The path to perfection and to all progress is continuing self-criticism.
1. The architecture is determined by the location and use determine architecture.
2. Wherever it forms humans’ living space, architecture must convey sensuousness.
3. The architect’s responsibility is always a public one as well.
4. Architecture is an extremely enduring and sustainable product and should not strive to comply with the zeitgeist, fashion or current market situations.
5. Results are best when responsibility is concentrated among a few minds.
The responsibility includes taking on a comprehensive range of tasks (finding a location, project management, construction and object supervision, through to artistic design).
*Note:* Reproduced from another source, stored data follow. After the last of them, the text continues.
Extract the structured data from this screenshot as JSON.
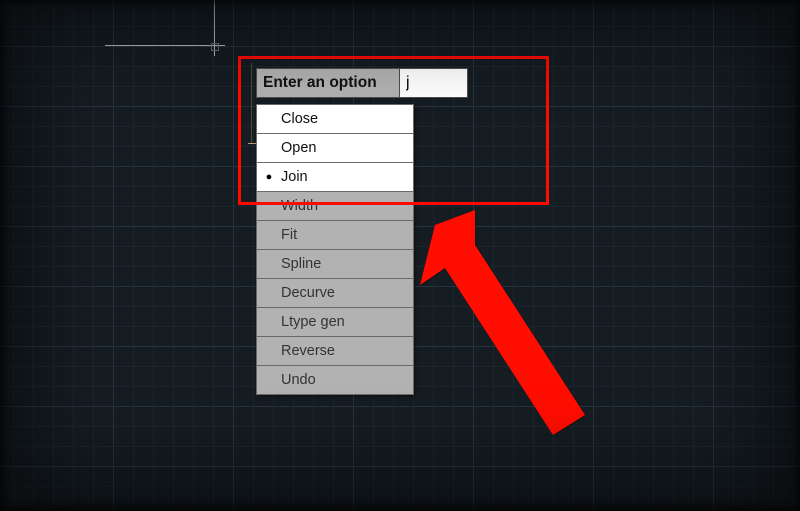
{
  "prompt": {
    "label": "Enter an option",
    "value": "j"
  },
  "options": [
    {
      "label": "Close",
      "matches": true,
      "selected": false
    },
    {
      "label": "Open",
      "matches": true,
      "selected": false
    },
    {
      "label": "Join",
      "matches": true,
      "selected": true
    },
    {
      "label": "Width",
      "matches": false,
      "selected": false
    },
    {
      "label": "Fit",
      "matches": false,
      "selected": false
    },
    {
      "label": "Spline",
      "matches": false,
      "selected": false
    },
    {
      "label": "Decurve",
      "matches": false,
      "selected": false
    },
    {
      "label": "Ltype gen",
      "matches": false,
      "selected": false
    },
    {
      "label": "Reverse",
      "matches": false,
      "selected": false
    },
    {
      "label": "Undo",
      "matches": false,
      "selected": false
    }
  ],
  "annotation": {
    "color": "#ff0a00"
  }
}
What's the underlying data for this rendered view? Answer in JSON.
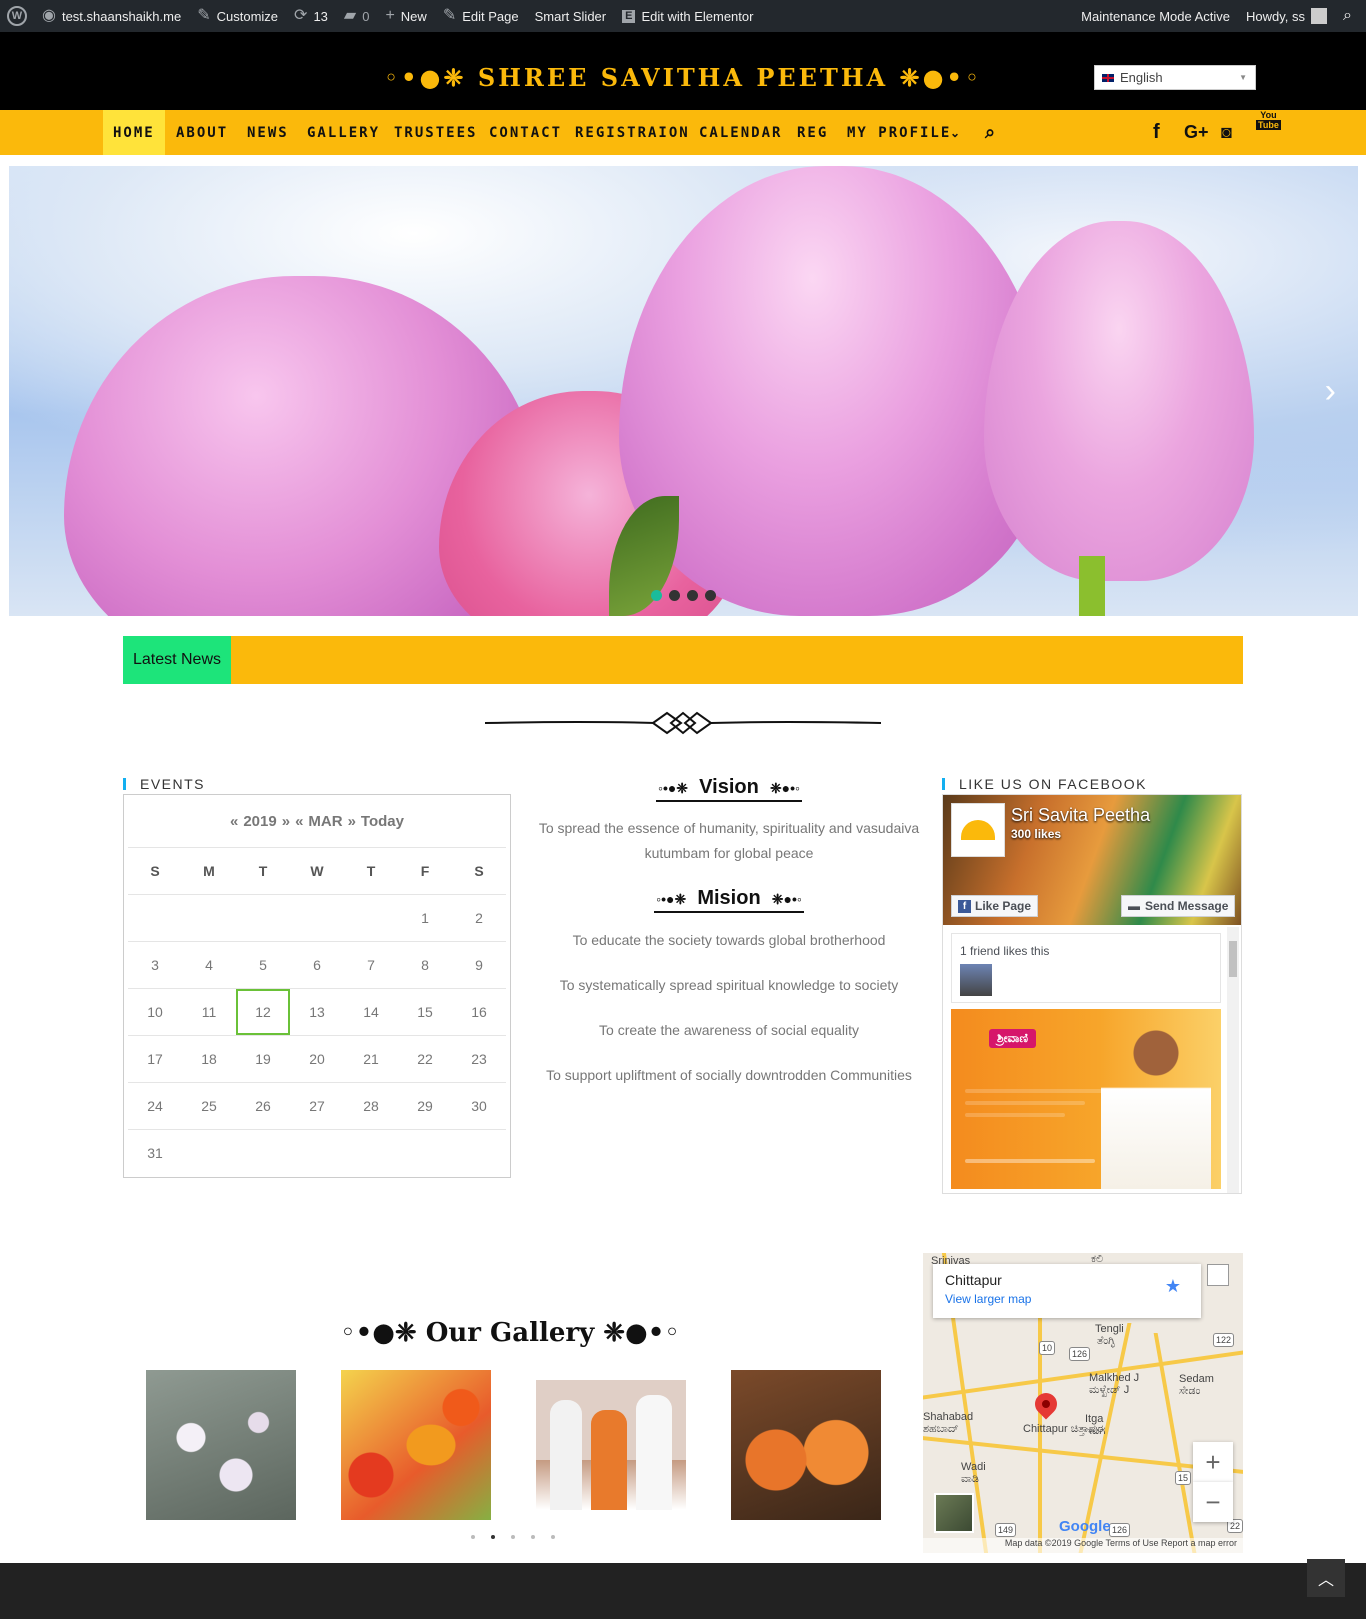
{
  "adminbar": {
    "site": "test.shaanshaikh.me",
    "customize": "Customize",
    "updates": "13",
    "comments": "0",
    "new": "New",
    "edit_page": "Edit Page",
    "smart_slider": "Smart Slider",
    "elementor": "Edit with Elementor",
    "maintenance": "Maintenance Mode Active",
    "howdy": "Howdy, ss"
  },
  "header": {
    "title": "◦•●❈ SHREE SAVITHA PEETHA ❈●•◦",
    "language": "English"
  },
  "nav": {
    "items": [
      "HOME",
      "ABOUT",
      "NEWS",
      "GALLERY",
      "TRUSTEES",
      "CONTACT",
      "REGISTRAION",
      "CALENDAR",
      "REG",
      "MY PROFILE"
    ]
  },
  "news": {
    "label": "Latest News"
  },
  "events": {
    "title": "EVENTS",
    "prev_year": "«",
    "year": "2019",
    "next_year": "»",
    "prev_month": "«",
    "month": "MAR",
    "next_month": "»",
    "today": "Today",
    "weekdays": [
      "S",
      "M",
      "T",
      "W",
      "T",
      "F",
      "S"
    ],
    "weeks": [
      [
        "",
        "",
        "",
        "",
        "",
        "1",
        "2"
      ],
      [
        "3",
        "4",
        "5",
        "6",
        "7",
        "8",
        "9"
      ],
      [
        "10",
        "11",
        "12",
        "13",
        "14",
        "15",
        "16"
      ],
      [
        "17",
        "18",
        "19",
        "20",
        "21",
        "22",
        "23"
      ],
      [
        "24",
        "25",
        "26",
        "27",
        "28",
        "29",
        "30"
      ],
      [
        "31",
        "",
        "",
        "",
        "",
        "",
        ""
      ]
    ]
  },
  "vision": {
    "title": "Vision",
    "ornament_left": "◦•●❈",
    "ornament_right": "❈●•◦",
    "text": "To spread the essence of humanity, spirituality and vasudaiva kutumbam for global peace"
  },
  "mission": {
    "title": "Mision",
    "ornament_left": "◦•●❈",
    "ornament_right": "❈●•◦",
    "items": [
      "To educate the society towards global brotherhood",
      "To systematically spread spiritual knowledge to society",
      "To create the awareness of social equality",
      "To support upliftment of socially downtrodden Communities"
    ]
  },
  "facebook": {
    "title": "LIKE US ON FACEBOOK",
    "page_name": "Sri Savita Peetha",
    "likes": "300 likes",
    "like_page": "Like Page",
    "send_message": "Send Message",
    "friends": "1 friend likes this",
    "post_tag": "ಶ್ರೀವಾಣಿ"
  },
  "gallery": {
    "title": "◦•●❈ Our Gallery ❈●•◦"
  },
  "map": {
    "place": "Chittapur",
    "link": "View larger map",
    "labels": {
      "srinivas": "Srinivas",
      "tengli": "Tengli",
      "tengli_kn": "ತೆಂಗ್ಳಿ",
      "malkhed": "Malkhed J",
      "malkhed_kn": "ಮಳ್ಖೇಡ್ J",
      "sedam": "Sedam",
      "sedam_kn": "ಸೇಡಂ",
      "shahabad": "Shahabad",
      "shahabad_kn": "ಶಹಬಾದ್",
      "chittapur_kn": "Chittapur ಚಿತ್ತಾಪುರ",
      "itga": "Itga",
      "itga_kn": "ಇಟಗ",
      "wadi": "Wadi",
      "wadi_kn": "ವಾಡಿ",
      "kali": "ಕಲಿ",
      "r10": "10",
      "r122": "122",
      "r126": "126",
      "r15": "15",
      "r149": "149",
      "r126b": "126",
      "r122b": "22"
    },
    "google": "Google",
    "footer": "Map data ©2019 Google   Terms of Use   Report a map error"
  },
  "colors": {
    "brand_yellow": "#fbb90b",
    "news_green": "#1de47a",
    "calendar_today": "#6ac138"
  }
}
Fields of activity such as project management and construction supervision (see range of services), which have been passed on by architects due to a lack of lucrativeness or competence must be ‘recaptured’. This is necessary in order to guarantee the quality of the product as a whole, which can also be – though it does not have to be – an architectural work of art and a work of building culture, by assuming interdisciplinary and overall responsibility.
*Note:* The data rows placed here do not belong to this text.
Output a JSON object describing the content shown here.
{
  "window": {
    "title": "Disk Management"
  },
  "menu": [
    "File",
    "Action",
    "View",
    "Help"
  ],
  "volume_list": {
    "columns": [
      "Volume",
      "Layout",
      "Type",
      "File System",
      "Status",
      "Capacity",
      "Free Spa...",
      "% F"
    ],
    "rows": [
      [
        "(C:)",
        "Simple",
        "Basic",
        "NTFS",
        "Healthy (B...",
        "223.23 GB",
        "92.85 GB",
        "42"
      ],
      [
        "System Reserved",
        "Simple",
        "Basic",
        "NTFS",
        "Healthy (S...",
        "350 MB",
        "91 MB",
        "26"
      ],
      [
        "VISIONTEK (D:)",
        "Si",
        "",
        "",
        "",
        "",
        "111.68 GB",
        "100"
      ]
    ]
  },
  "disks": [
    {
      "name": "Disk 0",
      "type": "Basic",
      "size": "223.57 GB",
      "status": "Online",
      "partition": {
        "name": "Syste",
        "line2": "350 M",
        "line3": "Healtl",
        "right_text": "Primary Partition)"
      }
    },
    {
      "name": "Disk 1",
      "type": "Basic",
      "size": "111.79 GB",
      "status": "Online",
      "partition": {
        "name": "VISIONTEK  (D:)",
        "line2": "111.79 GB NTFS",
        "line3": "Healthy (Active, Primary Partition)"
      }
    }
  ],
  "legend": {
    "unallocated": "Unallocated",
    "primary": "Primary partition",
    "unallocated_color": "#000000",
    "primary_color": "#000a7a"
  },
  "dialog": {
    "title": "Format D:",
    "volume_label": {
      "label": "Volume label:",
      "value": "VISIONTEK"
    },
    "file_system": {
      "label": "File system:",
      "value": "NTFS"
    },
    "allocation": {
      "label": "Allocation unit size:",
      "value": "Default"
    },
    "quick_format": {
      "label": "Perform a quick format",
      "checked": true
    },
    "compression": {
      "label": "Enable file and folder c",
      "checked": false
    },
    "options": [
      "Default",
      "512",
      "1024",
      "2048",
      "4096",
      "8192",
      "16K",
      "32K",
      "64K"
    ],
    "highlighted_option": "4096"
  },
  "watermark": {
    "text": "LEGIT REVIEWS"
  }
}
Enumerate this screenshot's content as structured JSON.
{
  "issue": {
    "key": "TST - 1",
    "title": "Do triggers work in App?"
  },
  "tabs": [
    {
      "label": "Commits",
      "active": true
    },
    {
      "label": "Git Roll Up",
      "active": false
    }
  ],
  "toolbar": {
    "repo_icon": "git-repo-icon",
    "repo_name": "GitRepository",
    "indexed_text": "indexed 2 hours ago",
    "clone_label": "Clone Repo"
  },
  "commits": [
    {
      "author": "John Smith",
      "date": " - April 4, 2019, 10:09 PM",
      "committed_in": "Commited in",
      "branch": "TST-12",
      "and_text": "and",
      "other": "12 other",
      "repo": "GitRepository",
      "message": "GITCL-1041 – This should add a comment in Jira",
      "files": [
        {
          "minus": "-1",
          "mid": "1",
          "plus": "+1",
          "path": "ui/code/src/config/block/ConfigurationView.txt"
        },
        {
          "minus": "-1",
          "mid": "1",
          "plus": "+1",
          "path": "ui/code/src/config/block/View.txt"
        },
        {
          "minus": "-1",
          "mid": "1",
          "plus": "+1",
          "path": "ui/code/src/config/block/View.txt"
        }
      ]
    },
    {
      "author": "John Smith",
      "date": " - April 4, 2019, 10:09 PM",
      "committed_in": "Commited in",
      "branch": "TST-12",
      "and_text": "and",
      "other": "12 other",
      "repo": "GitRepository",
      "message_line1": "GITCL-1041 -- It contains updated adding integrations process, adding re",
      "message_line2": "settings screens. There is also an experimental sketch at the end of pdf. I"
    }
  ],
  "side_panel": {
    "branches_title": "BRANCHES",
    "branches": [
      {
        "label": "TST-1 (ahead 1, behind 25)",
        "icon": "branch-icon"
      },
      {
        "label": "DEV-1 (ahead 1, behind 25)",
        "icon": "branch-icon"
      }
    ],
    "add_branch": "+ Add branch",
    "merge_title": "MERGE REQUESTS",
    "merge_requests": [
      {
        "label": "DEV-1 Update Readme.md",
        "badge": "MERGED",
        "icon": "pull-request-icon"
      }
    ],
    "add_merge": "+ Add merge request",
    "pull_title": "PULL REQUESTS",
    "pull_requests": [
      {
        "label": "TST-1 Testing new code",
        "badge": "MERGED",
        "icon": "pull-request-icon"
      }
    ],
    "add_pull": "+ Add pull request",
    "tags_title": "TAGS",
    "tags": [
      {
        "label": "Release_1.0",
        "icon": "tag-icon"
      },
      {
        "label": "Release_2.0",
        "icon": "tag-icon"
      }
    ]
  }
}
In this context the loose concept of ‘building culture’ needs to be redefined.
The quality of a building, whether it is a valuable product of building culture, is not decided today according to criteria of the zeitgeist or fashion, but in 20-30 years in the enduring quality of its design and function.
Building culture is to cover the whole surface and not to retreat by focussing on a few highlights.
Often, however, restrained, but high quality design of the urban space does not satisfy one’s own vanity and the ego sufficiently.
The urban surface, which often presents itself as a kind of architectural ‘hotchpotch’, has been neglected far too much by architects due to economic pressures – which sometimes means nothing but uninhibited maximisation of returns, providing for bourgeois ideas of taste in what is called ‘customer orientation’ nowadays.
With a few prominent exceptions, under different omens, the planner has drifted into the role of a servant of the construction industry and finance companies (PPP model), just as once in the German Democratic Republic, where 'state combines' dictated the requirements. Decisions about the project to be realised are made not according to technical criteria, e.g. the criterion of sustainability, but according to considerations of momentary political and economic success. This becomes particularly perverse when structural engineering services are allocated on the basis of company tenders (the company changes, the architecture remains). In 20 years time we will have to bear the consequences.
Architects’ withdrawal to formal aesthetic aspects considered by the currently dominant zeitgeist (now deconstruction, now postmodernity etc.) or to short-term marketing strategies has ‑ in the long run ‑ led to a loss of competence and credibility. Particularly when in the same breath, for self-presentation reasons, construction history and the circumstances resulting from this are no longer granted the necessary respect.
This website is intended to provide an unembellished overview of our office’s service spectrum; it is not a glossy brochure reduced to success stories and colourful pictures, but hence this also contains qualitatively valuable failures and realised ‘flops’.